I've mentioned the sleep-sugar-scale connection to many of you before, but waking up earlier the past few weeks, has really hammered it home for me. According to Dr. Michael Breus, a sleep disorders specialist, research studies show that sleep deprivation can cause a spike in grehlin, the "go hormone" that tells us it's time to eat, and a significant decrease in leptin, the hormone that signals we're satiated--step away from the plate. A University of Chicago study found that when we're not well-rested all bets are off, our bodies tend to be drawn to high-calorie, carbohydrate-rich foods like candy, cookies, pastas, breads, chips, donughts, etc. We're sniffing out serotonin wherever we can find it (serotonin's a hormone that releases a calming effect). We think we need a boost in energy, err...sugar, when in actuality, what our body's really craving is just a few extra hours of good solid slumber. To top everything off, chronic sleep deprivation is shown to play a role in obesity, diabetes, metabolic syndrome and other serious health problems.

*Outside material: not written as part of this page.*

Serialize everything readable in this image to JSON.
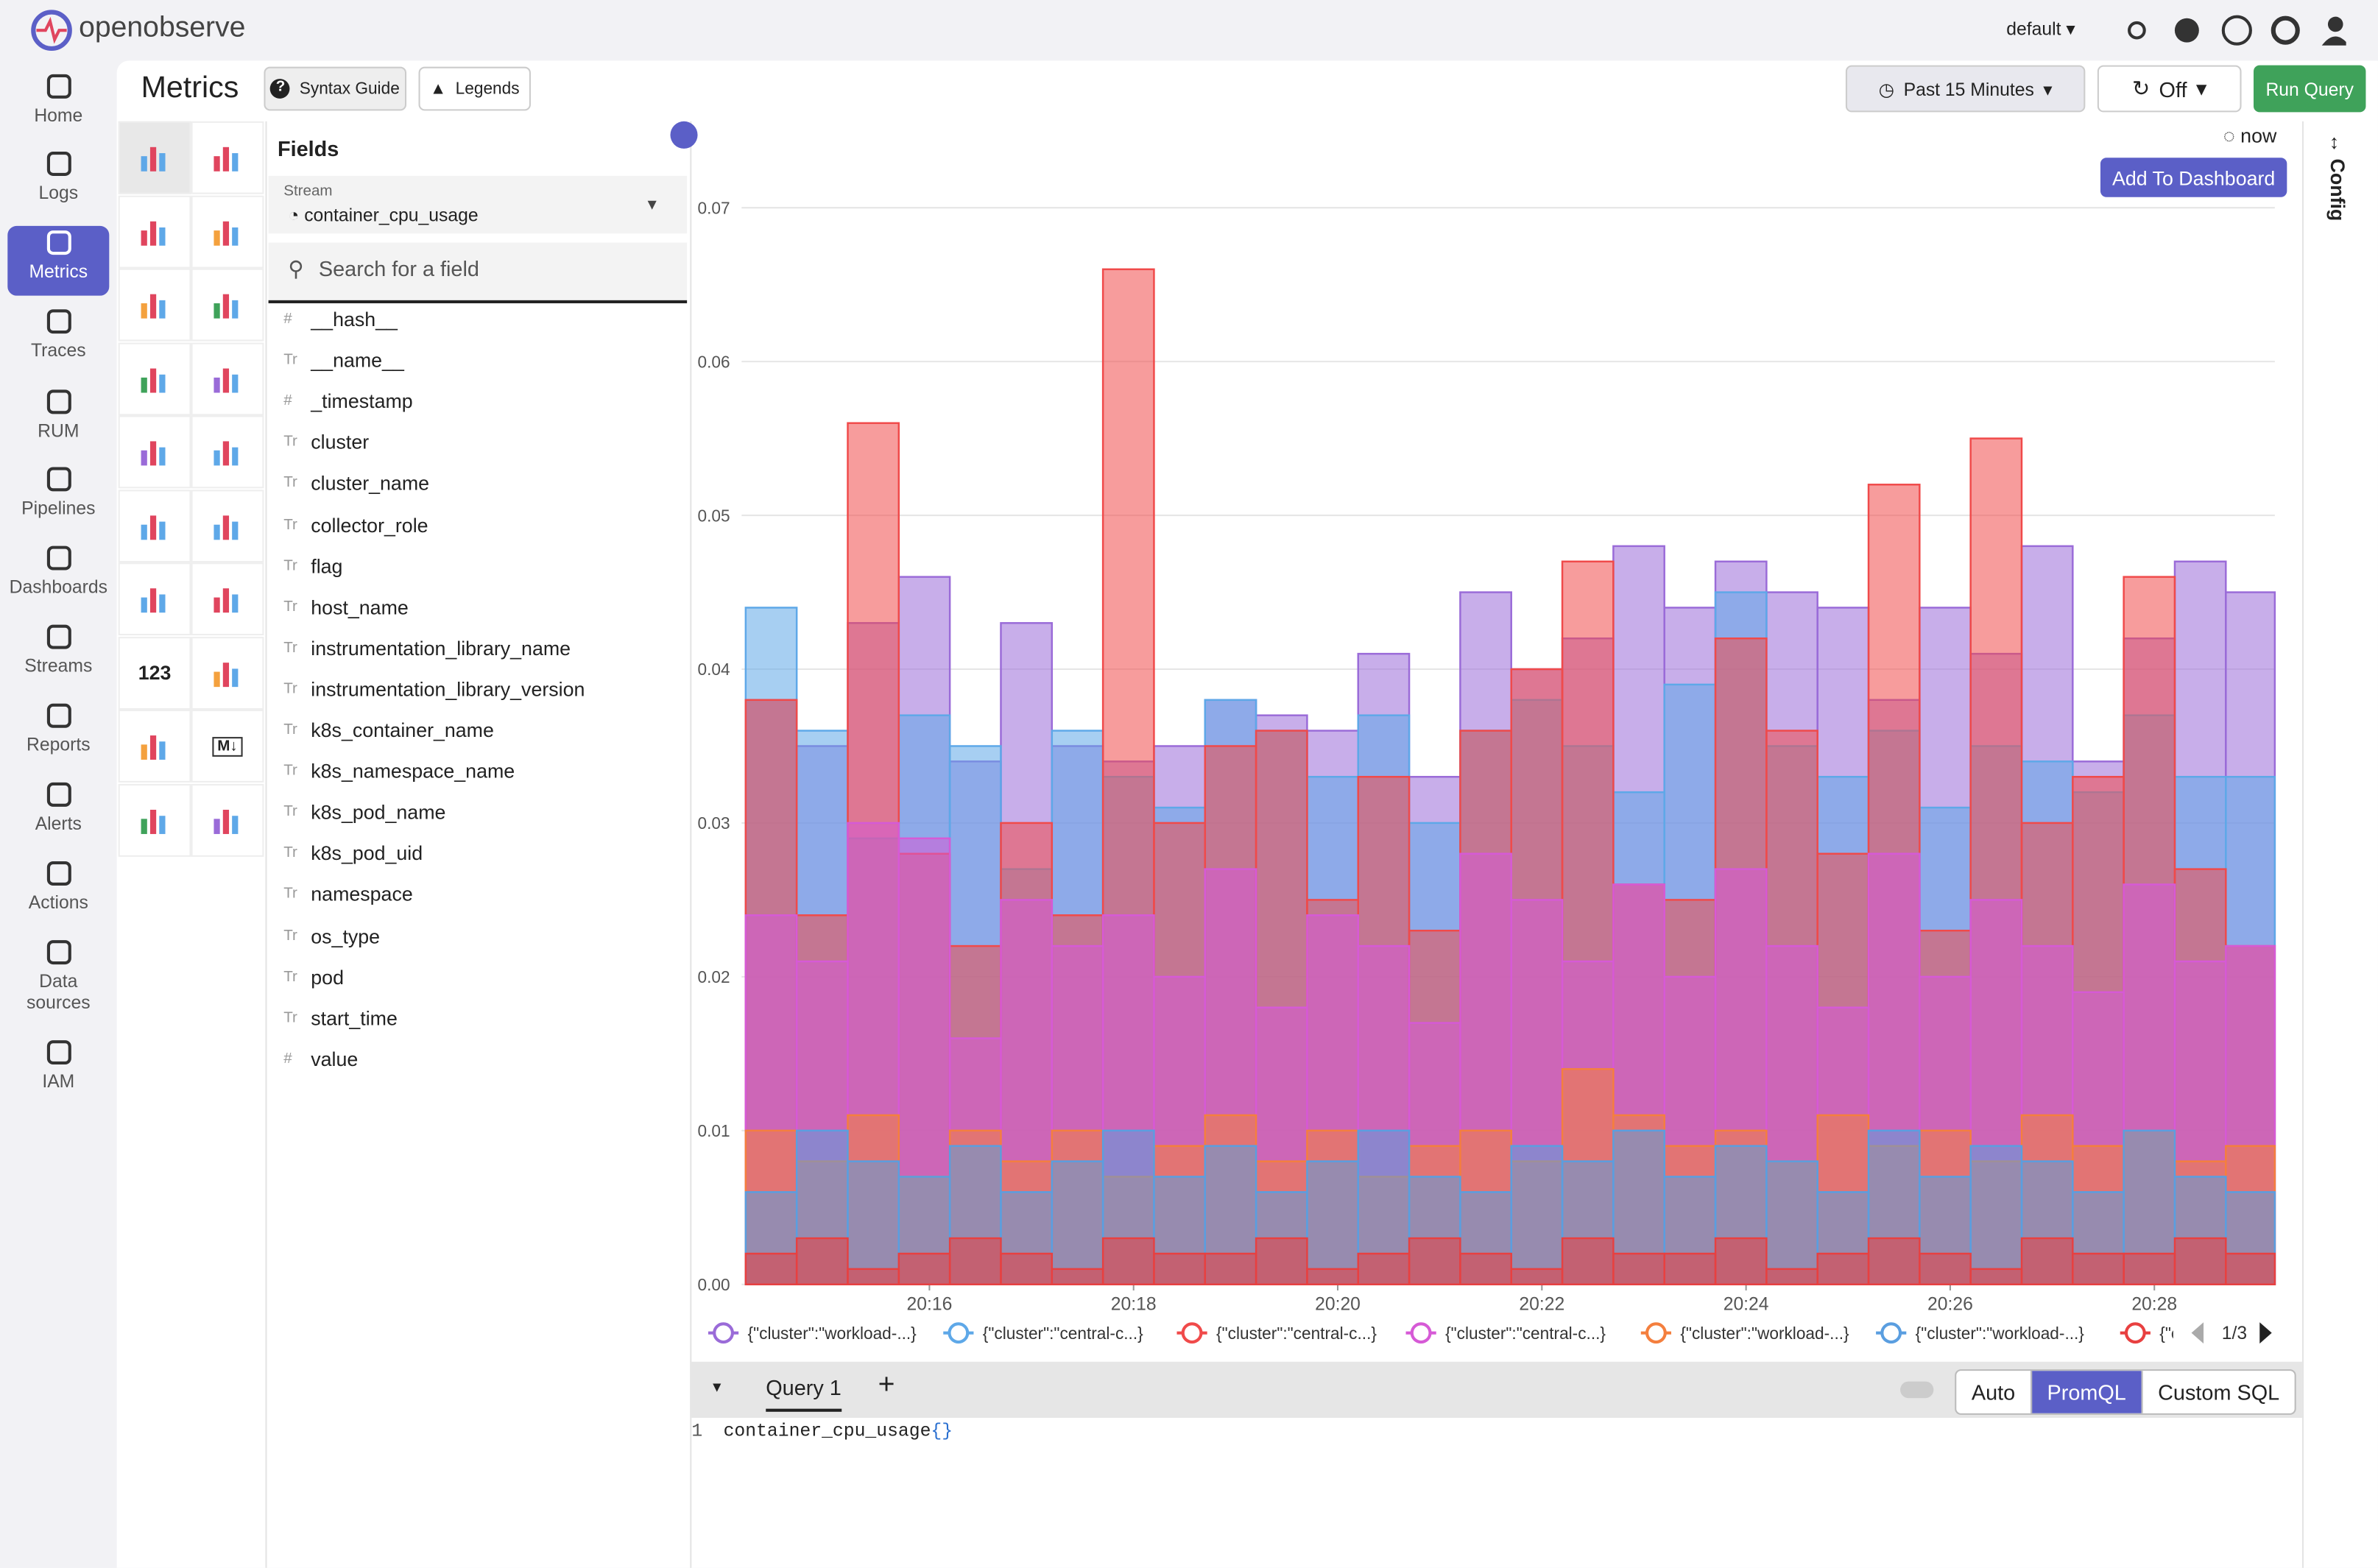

So what's the "skinny on sleep"? Get a good amount each night, at least 7-8 hours on average! You might be pleasantly surprised the next time you step on the scale.

*Two other quick interesting mentions around sleep:
Check out the series that recently aired on 60 Minutes about sleep and weight gain, The Science of Sleep. Super interesting!
If you're looking for more reading material, check out Michael Breus' book, Beauty Sleep. I love the chapter titled, "From Waistlines to Facelines: You are What You Sleep".